İstanbul Sözleşmesi’ne yönelik karşı kampanyaya kamu emekçilerin sorunlarına dair tek laf etmeyen Memur-Sen de dahil olmuş, İstanbul Sözleşmesi’nin iptali için meclise çağrıda bulunmuştu.
Gerici koro kağıt üzerinde dahi kadına yönelik şiddeti önleyici tedbirlerden rahatsızdır. AKP’nin bir dönemler AB hayalleriyle imzaladığı bu sözleşmeye zaten uymak gibi bir niyeti olmadığı her gün yaşanan şiddet vakalarından görülmektedir. Devlet koruması altındaki kadınlar öldürülmekte, katiller ödül gibi cezalarla adeta teşvik edilmektedir. Her gün yaşanan kadın cinayetlerinin gösterdiği gerçek şudur ki bu düzen ve devlet gerçekliğinde kadınları ne yasalar/sözleşmeler ne de yargısı ve kolluğu ile düzen kurumları korumaktadır. Sömürü üzerine kurulu bir düzende kağıt üzerindeki haklar, imzalanan sözleşmeler sermaye devletlerinin ikiyüzlüce kullandıkları maskeler olmaktan öteye gitmemektedir. Kadın hak ve özgürlüklerine dair tüm dünyada ve Türkiye’de yükseltilen mücadelenin basıncıyla imzalanan bu sözleşme örneğinde olduğu gibi, var olan haklar sadece örgütlü mücadelenin gücü ve basıncıyla işlevsel hale gelip, kullanılabilmektedir.
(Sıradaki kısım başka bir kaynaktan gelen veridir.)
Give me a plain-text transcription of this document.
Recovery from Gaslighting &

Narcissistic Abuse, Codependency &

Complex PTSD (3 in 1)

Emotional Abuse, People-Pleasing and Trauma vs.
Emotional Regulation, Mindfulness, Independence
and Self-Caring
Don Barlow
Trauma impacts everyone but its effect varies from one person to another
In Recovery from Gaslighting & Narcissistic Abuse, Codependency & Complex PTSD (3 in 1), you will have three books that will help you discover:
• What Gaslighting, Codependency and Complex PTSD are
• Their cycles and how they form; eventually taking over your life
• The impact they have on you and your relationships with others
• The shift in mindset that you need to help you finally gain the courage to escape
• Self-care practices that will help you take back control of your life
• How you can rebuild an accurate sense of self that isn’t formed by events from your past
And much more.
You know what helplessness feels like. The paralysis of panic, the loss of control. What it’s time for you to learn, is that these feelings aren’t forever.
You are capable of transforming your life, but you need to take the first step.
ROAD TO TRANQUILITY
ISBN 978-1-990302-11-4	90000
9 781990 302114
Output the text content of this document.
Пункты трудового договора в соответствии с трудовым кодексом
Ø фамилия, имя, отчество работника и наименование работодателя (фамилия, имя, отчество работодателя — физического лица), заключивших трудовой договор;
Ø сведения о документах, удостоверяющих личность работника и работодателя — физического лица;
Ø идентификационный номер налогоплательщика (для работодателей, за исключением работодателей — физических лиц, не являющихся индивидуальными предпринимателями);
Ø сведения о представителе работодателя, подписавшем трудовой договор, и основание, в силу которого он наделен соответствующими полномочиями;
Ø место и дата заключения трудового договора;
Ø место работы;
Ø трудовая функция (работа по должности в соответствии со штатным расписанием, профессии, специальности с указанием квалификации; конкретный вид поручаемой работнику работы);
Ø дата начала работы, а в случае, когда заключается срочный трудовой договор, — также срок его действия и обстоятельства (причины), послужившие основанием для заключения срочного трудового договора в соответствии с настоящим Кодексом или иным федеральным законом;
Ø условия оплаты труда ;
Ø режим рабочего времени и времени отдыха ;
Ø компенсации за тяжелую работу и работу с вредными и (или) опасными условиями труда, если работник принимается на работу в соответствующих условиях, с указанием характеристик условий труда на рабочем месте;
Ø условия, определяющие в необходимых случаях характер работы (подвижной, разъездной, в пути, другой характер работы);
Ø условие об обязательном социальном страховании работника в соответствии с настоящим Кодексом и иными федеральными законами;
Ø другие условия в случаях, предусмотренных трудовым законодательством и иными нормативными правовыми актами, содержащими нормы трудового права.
Ancak muktedirler kadın hak ve özgürlüklerine dair hiçbir şey duymak istemiyor, gerici amaçları doğrultusunda yeni hamleler yapıyorlar. Dinci gericiliğin tahayyül ettiği toplumsal düzende İstanbul Sözleşmesi gibi sorunu çözmeye yetmeyen önlemlere bile tahammül yoktur. Onlar çocuk yaşta evliliğin devam etmesi, aile bütünlüğü adı altında kadınların her türden köleliğinin sürmesi, ataerkil kültürel yapının kadına biçtiği rollerin devamını istemektedirler. Bugün bu sözleşmeye karşı çıkanlar, istismara uğramış̧ çocukların failler ile evlenmeleri için yasa değişikliği yapılmasını, keza erken ve zorla evliliklere af getirilmesini isteyenlerle aynıdır. İstanbul Sözleşmesi esas alınarak, 30 Eylül 2014’te yürürlüğe giren 6284 sayılı Ailenin Korunması ve Kadına Şiddetin Önlenmesine Dair Kanun ise sürekli hedef tahtasındadır. Bunlarla birlikte nafaka ve boşanma davalarında arabuluculuk uygulamaları gibi hamleler yapılmakta, diğer yandan gerici eğitim müfredatları ve Diyanet eliyle elde ettikleri imkânlarla gericiliğin hayalleri yaşama geçirilmeye çalışılmaktadır. Kadın hak ve özgürlükleri hedef alınmakta, toplumsal yaşam kadınlar için giderek daraltılmakta ve kadınlar karanlığa mahkûm edilmek istenmektedir.
Gericiliğin hesaplarını bozacak olansa işçi ve emekçi kadınların hak ve özgürlükleri için örgütlenmesi ve mücadeleye katılmasıdır. Kadına yönelik şiddetin, gerici dayatmaların, her türden ayrımcılığın ve sömürünün son bulması için örgütlü mücadele şarttır.